The schools were created by Mayor Michael Bloomberg between 2002 and 2006.

The mayor has said city lawyers are investigating whether he has the authority to make the changes, which would likely be politically unpopular, particularly in the school communities. Bloomfield said de Blasio has made up “the legal question out of whole cloth and buried it in the bowels of the corporation counsel.”

If the specialized school plan stalls, the mayor may face increasing pressure to redesignate the five schools as something other than “specialized.”

5 How will changing the student bodies at specialized schools affect other NYC schools?

No one’s quite sure.

If the mayor is able to win changes to the law, a three-year phase-out of the specialized test would culminate in admissions being offered to the top 7 percent of students, based on their academic records, in each middle school. A small percentage of seats would be saved for students in nonpublic schools who are new to the city or came close to qualifying. The model resembles the University of Texas’s “Talented Tenth” policy, an idea that has been floated among advocates for years.

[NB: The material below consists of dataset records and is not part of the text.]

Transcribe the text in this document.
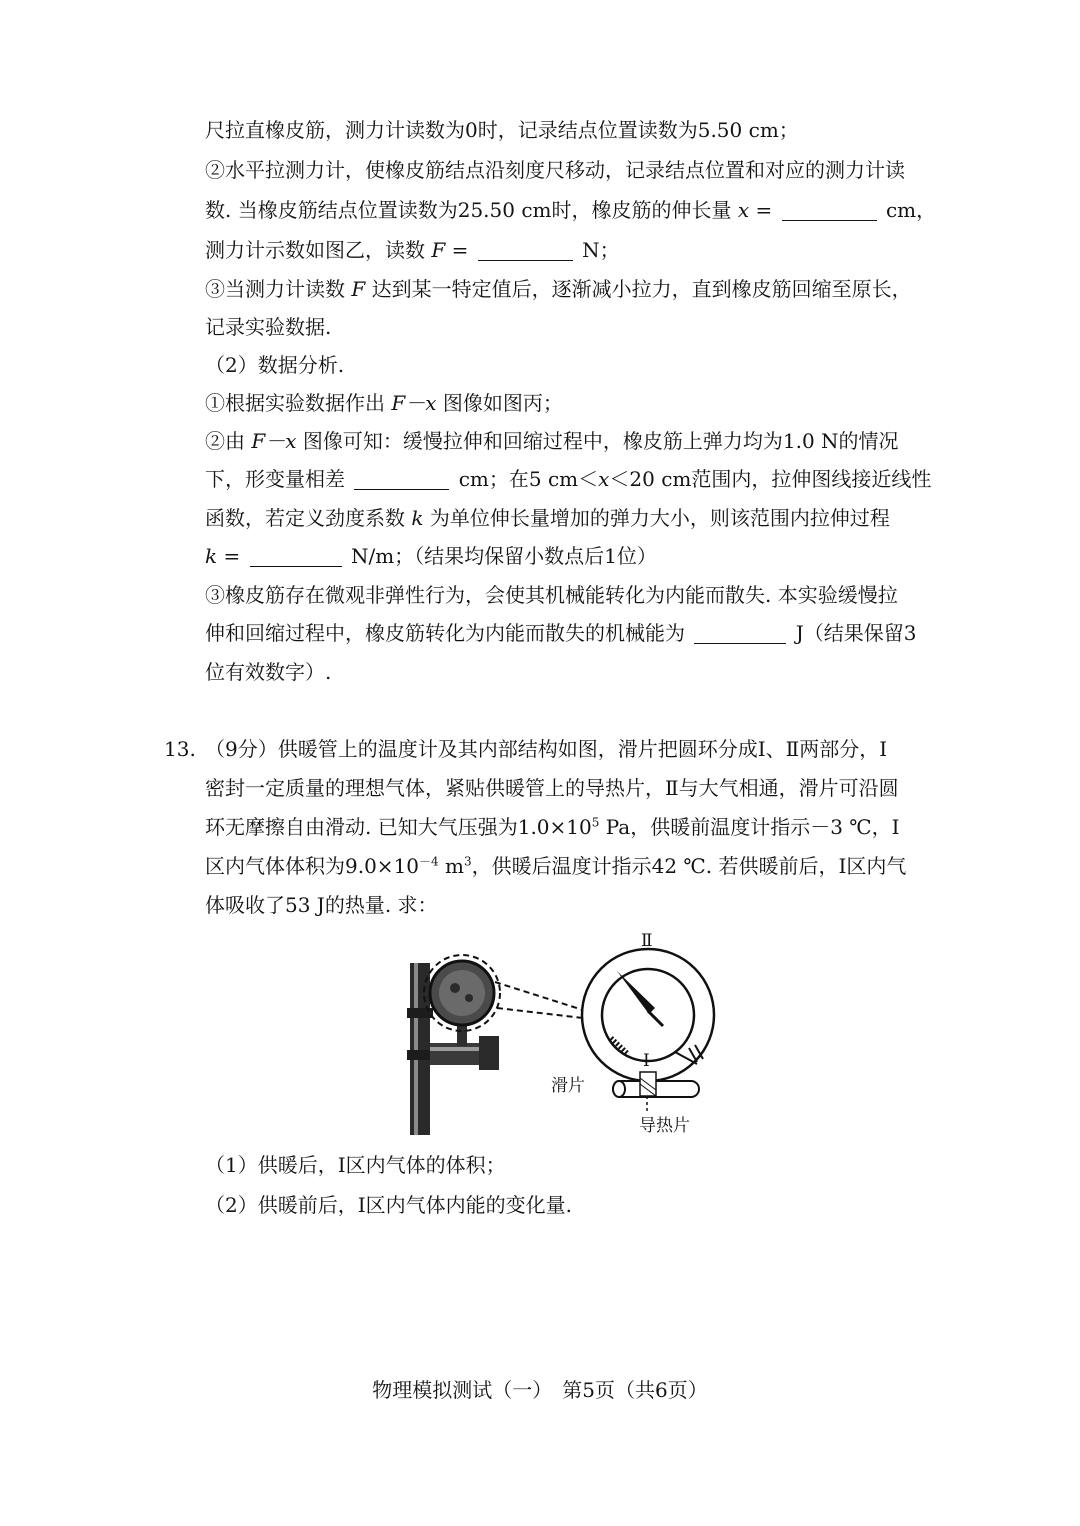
尺拉直橡皮筋，测力计读数为0时，记录结点位置读数为5.50 cm；
②水平拉测力计，使橡皮筋结点沿刻度尺移动，记录结点位置和对应的测力计读
数. 当橡皮筋结点位置读数为25.50 cm时，橡皮筋的伸长量 x =	cm，
测力计示数如图乙，读数 F =	N；
③当测力计读数 F 达到某一特定值后，逐渐减小拉力，直到橡皮筋回缩至原长，
记录实验数据.
（2）数据分析.
①根据实验数据作出 F－x 图像如图丙；
②由 F－x 图像可知：缓慢拉伸和回缩过程中，橡皮筋上弹力均为1.0 N的情况
下，形变量相差	cm；在5 cm＜x＜20 cm范围内，拉伸图线接近线性
函数，若定义劲度系数 k 为单位伸长量增加的弹力大小，则该范围内拉伸过程
k =	N/m；（结果均保留小数点后1位）
③橡皮筋存在微观非弹性行为，会使其机械能转化为内能而散失. 本实验缓慢拉
伸和回缩过程中，橡皮筋转化为内能而散失的机械能为	J（结果保留3
位有效数字）.
13. （9分）供暖管上的温度计及其内部结构如图，滑片把圆环分成Ⅰ、Ⅱ两部分，Ⅰ
密封一定质量的理想气体，紧贴供暖管上的导热片，Ⅱ与大气相通，滑片可沿圆
环无摩擦自由滑动. 已知大气压强为$1.0\times 10^5$ Pa，供暖前温度计指示－3 ℃，Ⅰ
区内气体体积为$9.0\times 10^{-4}$ $m^3$，供暖后温度计指示42 ℃. 若供暖前后，Ⅰ区内气
体吸收了53 J的热量. 求：
Ⅱ
Ⅰ
滑片
导热片
（1）供暖后，Ⅰ区内气体的体积；
（2）供暖前后，Ⅰ区内气体内能的变化量.
物理模拟测试（一）　第5页（共6页）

The city estimates that, going forward, 45 percent of specialized offers would go to black and Hispanic students (almost as strikingly, the percentage of female students would rise from 44 percent to 62 percent).

But officials said they won’t be able to model changes at other high schools until they are able to see what the new specialized school enrollment looks like.

6 Who will oversee the plan once it starts?

Carranza and his team have overall ownership, but specialized schools typically function as closed-off cultures led by highly autonomous principals. Given what would likely be defining shifts in school culture, these leaders’ ability to manage change would go a long way in determining the plan’s success.

7 Is the proposal in the best interest of students?

Yes, and research backs it up.

Given what we know about the benefits of integration, about testing, about poverty, the status quo isn’t tolerable.

The racial, ethnic, and gender imbalances in specialized schools haven’t changed in decades. This year, five of the schools accepted 11 or fewer black students; three schools accepted five or fewer.

Of the 3,368 students enrolled last year at Stuyvesant, the city’s most decorated high school, only 106 were black or Hispanic.

In all, black and Hispanic students make up 10 percent of the enrollment in specialized schools even though they represent 70 percent of city students.